Homöopathie © Benjamin Götte

Das Prinzip der Homöopathie

Das Wort Homöopathie leitet sich aus dem Griechischen ab: homoios – ähnlich und pathos – leiden.

Die Homöopathie ist eine alternative Behandlungsform, die den gesamten Menschen mit all seinen Ebenen, Körper, Geist und Seele aufgrund des Ähnlichkeitsprinzipes behandelt.

Das homöopathische Prizip geht davon aus, dass ein Arzneimittel, das ähnliche Symptome aufweist, wie der erkrankte Mensch, den Menschen wieder in einen harmonischen  Zustand bringen kann, in dem er keine Symptome mehr zeigt.

Samuel Hahnemann (1755 – 1843) war ein deutscher Arzt und Begründer dieser alternativen Methode. Er unternahm mehrere Selbstversuche, indem er im gesunden Zustand Chinarinde (eine Pflanze aus Mittel- und Südamerika) einnahm und feststellte, dass diese die für Malaria typischen Symptome hervorrief. Also folgerte er, dass diese Fähigkeit der Pflanze, Symptome beim Gesunden hervorzurufen, auch die Grundlage ihrer Heilwirkung beim Erkrankten sei.

Hahnemanns Grundsatz lautete: „Similia similibus currentur – Ähnliches mit Ähnlichem heilen.“

Neben dieser Ähnlichkeitsregel gibt es  den Grundsatz der Dynamisierung.
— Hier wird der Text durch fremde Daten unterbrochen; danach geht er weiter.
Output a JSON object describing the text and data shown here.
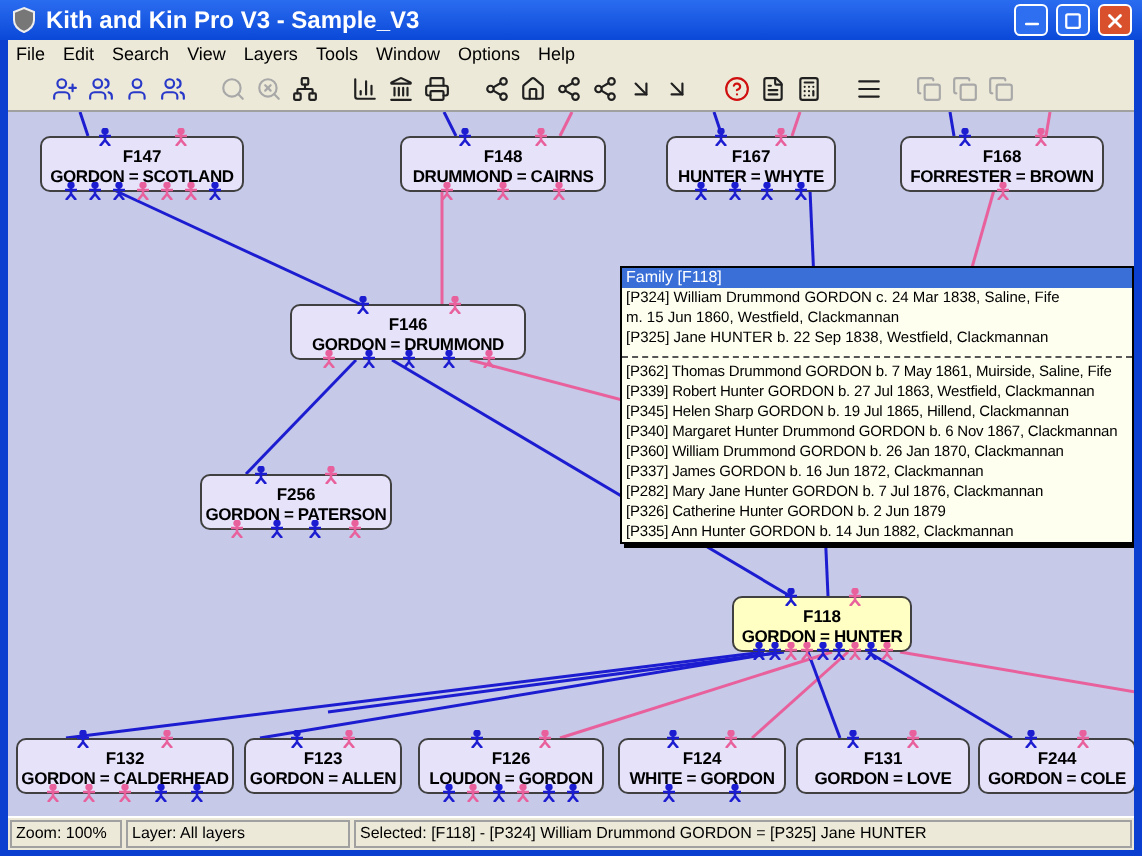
{
  "window": {
    "title": "Kith and Kin Pro V3 - Sample_V3"
  },
  "menu": [
    "File",
    "Edit",
    "Search",
    "View",
    "Layers",
    "Tools",
    "Window",
    "Options",
    "Help"
  ],
  "toolbar": [
    {
      "kind": "add-man",
      "disabled": false
    },
    {
      "kind": "add-couple",
      "disabled": false
    },
    {
      "kind": "person",
      "disabled": false
    },
    {
      "kind": "family",
      "disabled": false
    },
    {
      "kind": "search",
      "disabled": true
    },
    {
      "kind": "find",
      "disabled": true
    },
    {
      "kind": "tree",
      "disabled": false
    },
    {
      "kind": "chart",
      "disabled": false
    },
    {
      "kind": "bank",
      "disabled": false
    },
    {
      "kind": "print",
      "disabled": false
    },
    {
      "kind": "link",
      "disabled": false
    },
    {
      "kind": "home",
      "disabled": false
    },
    {
      "kind": "link",
      "disabled": false
    },
    {
      "kind": "link",
      "disabled": false
    },
    {
      "kind": "arrow",
      "disabled": false
    },
    {
      "kind": "arrow",
      "disabled": false
    },
    {
      "kind": "help",
      "disabled": false
    },
    {
      "kind": "doc",
      "disabled": false
    },
    {
      "kind": "calc",
      "disabled": false
    },
    {
      "kind": "list",
      "disabled": false
    },
    {
      "kind": "copy",
      "disabled": true
    },
    {
      "kind": "copy",
      "disabled": true
    },
    {
      "kind": "copy",
      "disabled": true
    }
  ],
  "families": [
    {
      "id": "F147",
      "names": "GORDON = SCOTLAND",
      "selected": false,
      "top": [
        {
          "kind": "male"
        },
        {
          "kind": "female"
        }
      ],
      "bottom": [
        {
          "kind": "male"
        },
        {
          "kind": "male"
        },
        {
          "kind": "male"
        },
        {
          "kind": "female"
        },
        {
          "kind": "female"
        },
        {
          "kind": "female"
        },
        {
          "kind": "male"
        }
      ]
    },
    {
      "id": "F148",
      "names": "DRUMMOND = CAIRNS",
      "selected": false,
      "top": [
        {
          "kind": "male"
        },
        {
          "kind": "female"
        }
      ],
      "bottom": [
        {
          "kind": "female"
        },
        {
          "kind": "female"
        },
        {
          "kind": "female"
        }
      ]
    },
    {
      "id": "F167",
      "names": "HUNTER = WHYTE",
      "selected": false,
      "top": [
        {
          "kind": "male"
        },
        {
          "kind": "female"
        }
      ],
      "bottom": [
        {
          "kind": "male"
        },
        {
          "kind": "male"
        },
        {
          "kind": "male"
        },
        {
          "kind": "male"
        }
      ]
    },
    {
      "id": "F168",
      "names": "FORRESTER = BROWN",
      "selected": false,
      "top": [
        {
          "kind": "male"
        },
        {
          "kind": "female"
        }
      ],
      "bottom": [
        {
          "kind": "female"
        }
      ]
    },
    {
      "id": "F146",
      "names": "GORDON = DRUMMOND",
      "selected": false,
      "top": [
        {
          "kind": "male"
        },
        {
          "kind": "female"
        }
      ],
      "bottom": [
        {
          "kind": "female"
        },
        {
          "kind": "male"
        },
        {
          "kind": "male"
        },
        {
          "kind": "male"
        },
        {
          "kind": "female"
        }
      ]
    },
    {
      "id": "F256",
      "names": "GORDON = PATERSON",
      "selected": false,
      "top": [
        {
          "kind": "male"
        },
        {
          "kind": "female"
        }
      ],
      "bottom": [
        {
          "kind": "female"
        },
        {
          "kind": "male"
        },
        {
          "kind": "male"
        },
        {
          "kind": "female"
        }
      ]
    },
    {
      "id": "F118",
      "names": "GORDON = HUNTER",
      "selected": true,
      "top": [
        {
          "kind": "male"
        },
        {
          "kind": "female"
        }
      ],
      "bottom": [
        {
          "kind": "male"
        },
        {
          "kind": "male"
        },
        {
          "kind": "female"
        },
        {
          "kind": "female"
        },
        {
          "kind": "male"
        },
        {
          "kind": "male"
        },
        {
          "kind": "female"
        },
        {
          "kind": "male"
        },
        {
          "kind": "female"
        }
      ]
    },
    {
      "id": "F132",
      "names": "GORDON = CALDERHEAD",
      "selected": false,
      "top": [
        {
          "kind": "male"
        },
        {
          "kind": "female"
        }
      ],
      "bottom": [
        {
          "kind": "female"
        },
        {
          "kind": "female"
        },
        {
          "kind": "female"
        },
        {
          "kind": "male"
        },
        {
          "kind": "male"
        }
      ]
    },
    {
      "id": "F123",
      "names": "GORDON = ALLEN",
      "selected": false,
      "top": [
        {
          "kind": "male"
        },
        {
          "kind": "female"
        }
      ]
    },
    {
      "id": "F126",
      "names": "LOUDON = GORDON",
      "selected": false,
      "top": [
        {
          "kind": "male"
        },
        {
          "kind": "female"
        }
      ],
      "bottom": [
        {
          "kind": "male"
        },
        {
          "kind": "female"
        },
        {
          "kind": "male"
        },
        {
          "kind": "female"
        },
        {
          "kind": "male"
        },
        {
          "kind": "male"
        }
      ]
    },
    {
      "id": "F124",
      "names": "WHITE = GORDON",
      "selected": false,
      "top": [
        {
          "kind": "male"
        },
        {
          "kind": "female"
        }
      ],
      "bottom": [
        {
          "kind": "male"
        },
        {
          "kind": "male"
        }
      ]
    },
    {
      "id": "F131",
      "names": "GORDON = LOVE",
      "selected": false,
      "top": [
        {
          "kind": "male"
        },
        {
          "kind": "female"
        }
      ]
    },
    {
      "id": "F244",
      "names": "GORDON = COLE",
      "selected": false,
      "top": [
        {
          "kind": "male"
        },
        {
          "kind": "female"
        }
      ]
    }
  ],
  "popup": {
    "title": "Family [F118]",
    "parents": [
      "[P324] William Drummond GORDON c. 24 Mar 1838, Saline, Fife",
      "m. 15 Jun 1860, Westfield, Clackmannan",
      "[P325] Jane HUNTER b. 22 Sep 1838, Westfield, Clackmannan"
    ],
    "children": [
      "[P362] Thomas Drummond GORDON b. 7 May 1861, Muirside, Saline, Fife",
      "[P339] Robert Hunter GORDON b. 27 Jul 1863, Westfield, Clackmannan",
      "[P345] Helen Sharp GORDON b. 19 Jul 1865, Hillend, Clackmannan",
      "[P340] Margaret Hunter Drummond GORDON b. 6 Nov 1867, Clackmannan",
      "[P360] William Drummond GORDON b. 26 Jan 1870, Clackmannan",
      "[P337] James GORDON b. 16 Jun 1872, Clackmannan",
      "[P282] Mary Jane Hunter GORDON b. 7 Jul 1876, Clackmannan",
      "[P326] Catherine Hunter GORDON b. 2 Jun 1879",
      "[P335] Ann Hunter GORDON b. 14 Jun 1882, Clackmannan"
    ]
  },
  "status_bar": [
    "Zoom: 100%",
    "Layer: All layers",
    "Selected: [F118] - [P324] William Drummond GORDON = [P325] Jane HUNTER"
  ]
}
Für diesen Prozess werden „Urtinkturen“ aus pflanzlichen und tierischen Anteilen stufenweise verdünnt und verschüttelt („dynamisiert / potenziert“) und dann auf Globuli (Zuckerkügelchen) aufgetragen.

Aus der Erfahrungsheilkunde heraus ergibt sich ein Unterschied, ob eine niedrige Potenz (D-Potenzen) auf körperlicher Ebene, eine hohe Potenz (C-Potenzen) oder sogar eine sehr hohe Potenz (LM-Potenzen) verordnet werden.